The Democratic Party hasn't got a clue about what Americans really want, writes retiring Sen. Zell Miller, D-Ga.
In his new book, "A National Party No More: The Conscience of a Conservative Democrat," due out this fall, Miller, a hard-nosed ex-Marine, charges that the Democratic Party is no longer tapped into the concerns and hopes of Americans, according to the Atlanta Journal-Constitution.
Miller, who regularly votes with the GOP majority in the Senate, says bluntly: "Once upon a time, the most successful Democratic leader of them all, FDR, looked south and said, 'I see one-third of a nation ill-housed, ill clad, ill nourished.' Today our national Democratic leaders look south and say, 'I see one-third of a nation and it can go to hell.' "
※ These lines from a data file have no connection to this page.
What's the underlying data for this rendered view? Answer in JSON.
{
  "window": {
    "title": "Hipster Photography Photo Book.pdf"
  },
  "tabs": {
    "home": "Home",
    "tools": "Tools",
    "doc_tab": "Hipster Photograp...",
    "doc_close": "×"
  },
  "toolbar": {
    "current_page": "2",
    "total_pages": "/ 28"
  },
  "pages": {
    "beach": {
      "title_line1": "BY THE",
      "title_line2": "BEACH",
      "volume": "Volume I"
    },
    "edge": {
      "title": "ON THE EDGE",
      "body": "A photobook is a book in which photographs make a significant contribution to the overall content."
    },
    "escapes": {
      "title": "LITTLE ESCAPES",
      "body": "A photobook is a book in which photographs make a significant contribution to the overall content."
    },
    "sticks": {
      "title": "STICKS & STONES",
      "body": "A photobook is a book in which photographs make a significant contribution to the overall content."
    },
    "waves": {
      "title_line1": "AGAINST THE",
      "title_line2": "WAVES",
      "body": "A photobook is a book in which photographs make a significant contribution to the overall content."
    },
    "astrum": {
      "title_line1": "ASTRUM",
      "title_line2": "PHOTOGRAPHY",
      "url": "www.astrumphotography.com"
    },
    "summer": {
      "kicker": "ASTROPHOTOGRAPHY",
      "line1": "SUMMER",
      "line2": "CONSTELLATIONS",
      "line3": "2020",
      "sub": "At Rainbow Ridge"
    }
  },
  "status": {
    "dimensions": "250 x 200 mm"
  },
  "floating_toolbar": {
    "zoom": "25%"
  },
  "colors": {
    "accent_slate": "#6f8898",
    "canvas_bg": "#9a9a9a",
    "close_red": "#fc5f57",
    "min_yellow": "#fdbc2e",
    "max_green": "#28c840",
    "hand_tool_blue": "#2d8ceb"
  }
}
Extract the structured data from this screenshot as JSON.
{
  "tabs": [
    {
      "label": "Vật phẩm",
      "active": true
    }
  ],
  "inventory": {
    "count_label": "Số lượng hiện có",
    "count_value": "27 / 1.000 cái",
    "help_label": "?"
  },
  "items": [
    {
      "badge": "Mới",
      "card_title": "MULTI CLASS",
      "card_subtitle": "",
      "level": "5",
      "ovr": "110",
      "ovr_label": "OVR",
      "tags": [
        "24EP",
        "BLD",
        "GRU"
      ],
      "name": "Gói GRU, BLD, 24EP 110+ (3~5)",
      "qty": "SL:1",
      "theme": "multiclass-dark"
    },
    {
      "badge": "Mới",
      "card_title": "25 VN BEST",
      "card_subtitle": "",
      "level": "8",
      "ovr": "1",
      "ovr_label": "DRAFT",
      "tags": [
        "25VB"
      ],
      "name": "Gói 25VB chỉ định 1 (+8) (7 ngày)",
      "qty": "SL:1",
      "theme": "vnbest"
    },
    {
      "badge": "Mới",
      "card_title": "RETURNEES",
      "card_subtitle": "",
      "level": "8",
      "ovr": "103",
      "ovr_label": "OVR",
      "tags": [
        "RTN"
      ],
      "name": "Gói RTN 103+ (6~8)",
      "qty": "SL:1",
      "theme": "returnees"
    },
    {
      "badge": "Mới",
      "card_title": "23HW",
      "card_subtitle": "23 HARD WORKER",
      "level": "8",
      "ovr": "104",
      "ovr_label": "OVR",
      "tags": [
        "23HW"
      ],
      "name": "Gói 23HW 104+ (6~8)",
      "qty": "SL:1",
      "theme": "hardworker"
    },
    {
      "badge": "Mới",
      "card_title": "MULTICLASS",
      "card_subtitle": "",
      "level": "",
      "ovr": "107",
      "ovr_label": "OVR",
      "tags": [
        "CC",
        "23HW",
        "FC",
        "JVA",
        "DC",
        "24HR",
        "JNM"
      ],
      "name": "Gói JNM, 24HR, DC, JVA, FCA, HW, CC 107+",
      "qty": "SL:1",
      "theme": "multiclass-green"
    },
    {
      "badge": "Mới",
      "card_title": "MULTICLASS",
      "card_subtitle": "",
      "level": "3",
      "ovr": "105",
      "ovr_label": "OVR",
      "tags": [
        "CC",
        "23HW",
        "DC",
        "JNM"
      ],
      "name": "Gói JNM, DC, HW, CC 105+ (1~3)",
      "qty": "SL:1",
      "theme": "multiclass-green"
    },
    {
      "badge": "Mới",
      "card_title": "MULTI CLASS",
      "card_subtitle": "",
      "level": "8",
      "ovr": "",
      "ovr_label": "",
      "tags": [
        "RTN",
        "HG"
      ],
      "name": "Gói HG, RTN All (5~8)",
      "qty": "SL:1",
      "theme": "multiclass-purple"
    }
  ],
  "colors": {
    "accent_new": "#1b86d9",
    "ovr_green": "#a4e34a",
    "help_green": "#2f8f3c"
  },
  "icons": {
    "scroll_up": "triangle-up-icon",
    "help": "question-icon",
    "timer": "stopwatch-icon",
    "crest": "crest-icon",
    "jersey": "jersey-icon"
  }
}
"Many party loyalists will not like what Sen. Miller writes," according to a press release from publishers Stroud & Hall. "Driven by conscience and common sense, Sen. Miller names the self-destructive direction of his party and stubbornly pulls the Democratic family toward reform."
Miller even questions whether the Democratic Party can field a successful presidential candidate in the future, his press relations firm reported.
The book will look at the campaigns of the last two Democratic presidents, Jimmy Carter and Bill Clinton, and outline those positions on abortion, welfare, gun control, the environment, education, immigration and national security that Miller thinks are more in line with how Americans feel.
Miller, who was appointed to the Senate in 2000 after the death of Republican Paul Coverdell, will retire at the end of 2004, when his term expires.